The first two weeks were H--E-- double hockey sticks. Detox is no picnic my friends. I used Dr. V's name as a swear word on multiple occasions. But after two weeks I found I did not even crave sweets or breads anymore. I found that I was actually eating MORE food than before, just different food. Mind you I had always been trying to eat healthy carbs. Whole wheat everything, not a ton of sugar. But this was different. If I ate empty calories, I knew I would be hungry and therefore sorry after just a short while. I would be miserable for the next 2 1/2 hours until I could eat again. So I learned to eat good fat and protein with each and every bite, so I would stay full and satisfied until the next meal. IR is a tricky game and balance takes diligence. I found balance though. I did not change my exercise habits one bit, but I lost 15 pounds in 6 weeks. I went from 147 at my first appointment to about 132 at the 6 week check up. I was a different person when I stepped back into that office. I lost another 5 after that for about a total of 20 pounds (down about 30 from my absolute highest). I am sure my body fat percentage went down too, but I did not even bother to have it checked. I felt good, I looked good and I bought myself some size 6 jeans for my 40th birthday a couple of weeks later. That summer I rode my first century bike ride. I really felt like a normal human and I was seriously back in the game of life! Don't read this wrong, because it was not all about the weight. Yes, it was nice to feel fit and trim again, but really the other symptoms of IR are far worse than a little extra weight. I found I could stay awake all day and feel good. I did not need naps. I could read a book and understand what I was reading. I could even have a conversation with a people and not feel confused about what was going on or like I was blacking out. Yes, my symptoms had been that bad.

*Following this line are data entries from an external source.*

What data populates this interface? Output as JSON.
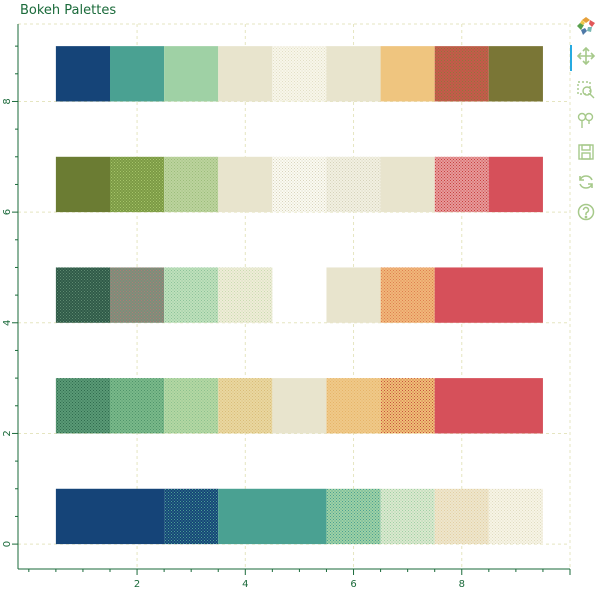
{
  "title": "Bokeh Palettes",
  "toolbar": {
    "tools": [
      {
        "name": "bokeh-logo-icon"
      },
      {
        "name": "pan-icon",
        "active": true
      },
      {
        "name": "box-zoom-icon"
      },
      {
        "name": "wheel-zoom-icon"
      },
      {
        "name": "save-icon"
      },
      {
        "name": "reset-icon"
      },
      {
        "name": "help-icon"
      }
    ]
  },
  "chart_data": {
    "type": "bar",
    "orientation": "horizontal-tiles",
    "xlim": [
      -0.2,
      10
    ],
    "ylim": [
      -0.45,
      9.4
    ],
    "x_ticks": [
      2,
      4,
      6,
      8
    ],
    "y_ticks": [
      0,
      2,
      4,
      6,
      8
    ],
    "grid": true,
    "rows": [
      {
        "y": 0,
        "height": 1,
        "tiles": [
          {
            "x0": 0.5,
            "x1": 2.5,
            "color": "#154478",
            "pattern": "solid"
          },
          {
            "x0": 2.5,
            "x1": 3.5,
            "color": "#154478",
            "pattern": "dots",
            "dot_color": "#4aa192"
          },
          {
            "x0": 3.5,
            "x1": 5.5,
            "color": "#4aa192",
            "pattern": "solid"
          },
          {
            "x0": 5.5,
            "x1": 6.5,
            "color": "#9fd1a5",
            "pattern": "dots",
            "dot_color": "#4aa192"
          },
          {
            "x0": 6.5,
            "x1": 7.5,
            "color": "#dbe8cf",
            "pattern": "dots",
            "dot_color": "#9fd1a5"
          },
          {
            "x0": 7.5,
            "x1": 8.5,
            "color": "#eee6cc",
            "pattern": "dots",
            "dot_color": "#e3cfa3"
          },
          {
            "x0": 8.5,
            "x1": 9.5,
            "color": "#f7f4e6",
            "pattern": "dots",
            "dot_color": "#e0dcc0"
          }
        ]
      },
      {
        "y": 2,
        "height": 1,
        "tiles": [
          {
            "x0": 0.5,
            "x1": 1.5,
            "color": "#5a9a76",
            "pattern": "dots",
            "dot_color": "#2f6b4e"
          },
          {
            "x0": 1.5,
            "x1": 2.5,
            "color": "#7ab98a",
            "pattern": "dots",
            "dot_color": "#4e946a"
          },
          {
            "x0": 2.5,
            "x1": 3.5,
            "color": "#b4d7a3",
            "pattern": "dots",
            "dot_color": "#8cc18e"
          },
          {
            "x0": 3.5,
            "x1": 4.5,
            "color": "#e9d7a0",
            "pattern": "dots",
            "dot_color": "#d9bc78"
          },
          {
            "x0": 4.5,
            "x1": 5.5,
            "color": "#e8e4cd",
            "pattern": "solid"
          },
          {
            "x0": 5.5,
            "x1": 6.5,
            "color": "#efc989",
            "pattern": "dots",
            "dot_color": "#e6b468"
          },
          {
            "x0": 6.5,
            "x1": 7.5,
            "color": "#efc177",
            "pattern": "dots",
            "dot_color": "#c9503f"
          },
          {
            "x0": 7.5,
            "x1": 9.5,
            "color": "#d6505a",
            "pattern": "solid"
          }
        ]
      },
      {
        "y": 4,
        "height": 1,
        "tiles": [
          {
            "x0": 0.5,
            "x1": 1.5,
            "color": "#2f5a48",
            "pattern": "dots",
            "dot_color": "#5e8a70"
          },
          {
            "x0": 1.5,
            "x1": 2.5,
            "color": "#7a8f7a",
            "pattern": "dots",
            "dot_color": "#b07a76"
          },
          {
            "x0": 2.5,
            "x1": 3.5,
            "color": "#bfe0bb",
            "pattern": "dots",
            "dot_color": "#8cc39a"
          },
          {
            "x0": 3.5,
            "x1": 4.5,
            "color": "#efecd8",
            "pattern": "dots",
            "dot_color": "#c9dcb0"
          },
          {
            "x0": 5.5,
            "x1": 6.5,
            "color": "#e8e4cd",
            "pattern": "solid"
          },
          {
            "x0": 6.5,
            "x1": 7.5,
            "color": "#f0b77a",
            "pattern": "dots",
            "dot_color": "#df7f4f"
          },
          {
            "x0": 7.5,
            "x1": 9.5,
            "color": "#d6505a",
            "pattern": "solid"
          }
        ]
      },
      {
        "y": 6,
        "height": 1,
        "tiles": [
          {
            "x0": 0.5,
            "x1": 1.5,
            "color": "#6b7c33",
            "pattern": "solid"
          },
          {
            "x0": 1.5,
            "x1": 2.5,
            "color": "#7b9a44",
            "pattern": "dots",
            "dot_color": "#a6c46a"
          },
          {
            "x0": 2.5,
            "x1": 3.5,
            "color": "#bcd39e",
            "pattern": "dots",
            "dot_color": "#9bbd7a"
          },
          {
            "x0": 3.5,
            "x1": 4.5,
            "color": "#e8e4cd",
            "pattern": "solid"
          },
          {
            "x0": 4.5,
            "x1": 5.5,
            "color": "#fbfaf2",
            "pattern": "dots",
            "dot_color": "#d9d5bd"
          },
          {
            "x0": 5.5,
            "x1": 6.5,
            "color": "#f2f0e2",
            "pattern": "dots",
            "dot_color": "#d6d3ba"
          },
          {
            "x0": 6.5,
            "x1": 7.5,
            "color": "#e8e4cd",
            "pattern": "solid"
          },
          {
            "x0": 7.5,
            "x1": 8.5,
            "color": "#e79b9b",
            "pattern": "dots",
            "dot_color": "#c8403f"
          },
          {
            "x0": 8.5,
            "x1": 9.5,
            "color": "#d6505a",
            "pattern": "solid"
          }
        ]
      },
      {
        "y": 8,
        "height": 1,
        "tiles": [
          {
            "x0": 0.5,
            "x1": 1.5,
            "color": "#154478",
            "pattern": "solid"
          },
          {
            "x0": 1.5,
            "x1": 2.5,
            "color": "#4aa192",
            "pattern": "solid"
          },
          {
            "x0": 2.5,
            "x1": 3.5,
            "color": "#9fd1a5",
            "pattern": "solid"
          },
          {
            "x0": 3.5,
            "x1": 4.5,
            "color": "#e8e4cd",
            "pattern": "solid"
          },
          {
            "x0": 4.5,
            "x1": 5.5,
            "color": "#f8f6ea",
            "pattern": "dots",
            "dot_color": "#e2dfc6"
          },
          {
            "x0": 5.5,
            "x1": 6.5,
            "color": "#e8e4cd",
            "pattern": "solid"
          },
          {
            "x0": 6.5,
            "x1": 7.5,
            "color": "#efc57f",
            "pattern": "solid"
          },
          {
            "x0": 7.5,
            "x1": 8.5,
            "color": "#c8574b",
            "pattern": "dots",
            "dot_color": "#8c7a3a"
          },
          {
            "x0": 8.5,
            "x1": 9.5,
            "color": "#7a7636",
            "pattern": "solid"
          }
        ]
      }
    ]
  }
}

I wish that I could say that the story ended there, but it doesn't. I know now that this story will not ever really end. This is something that I will deal with for the rest of my life. At my 6 month check up in the fall of 2010 I had successfully maintained a healthy weight for all that time and I was feeling good. Then came the holidays again. I indulged. Like nobody's business. I got cocky. "I am cured!" I told myself. "Go ahead just eat what you want." I gained 10 pounds by January. Some of the symptoms started creeping back but I just put it to the back of my mind. I should have nipped it in the bud and gone right back to being diligent, but quite frankly being indulgent is so much more fun. That is, until you are fighting headaches, constipation, bloating and cravings you can't control and they find you curled up on the couch in a sugar comma with the empty chocolate chip bag still clutched in your fist. You know...just as an example.

So that brings us to now. I do not want to have to hit rock bottom again before I regain control of this thing. I thought perhaps if I got this out in the open and started a dialogue that might get rid of the shame of this Insulin Resistance. I am ashamed. Ashamed that I did this to my body. I honestly believe that that low-fat/high-sugar craze of the 90's and 2000's sent many of us into this spiral. Am I alone in this? I know what I have to do to feel good and to live a long and healthy life, so I am going to start reporting to whomever is listening, even if only for me to have some accountability. I hope though that others will take this journey with me.

Thanks again for listening. Let's get going.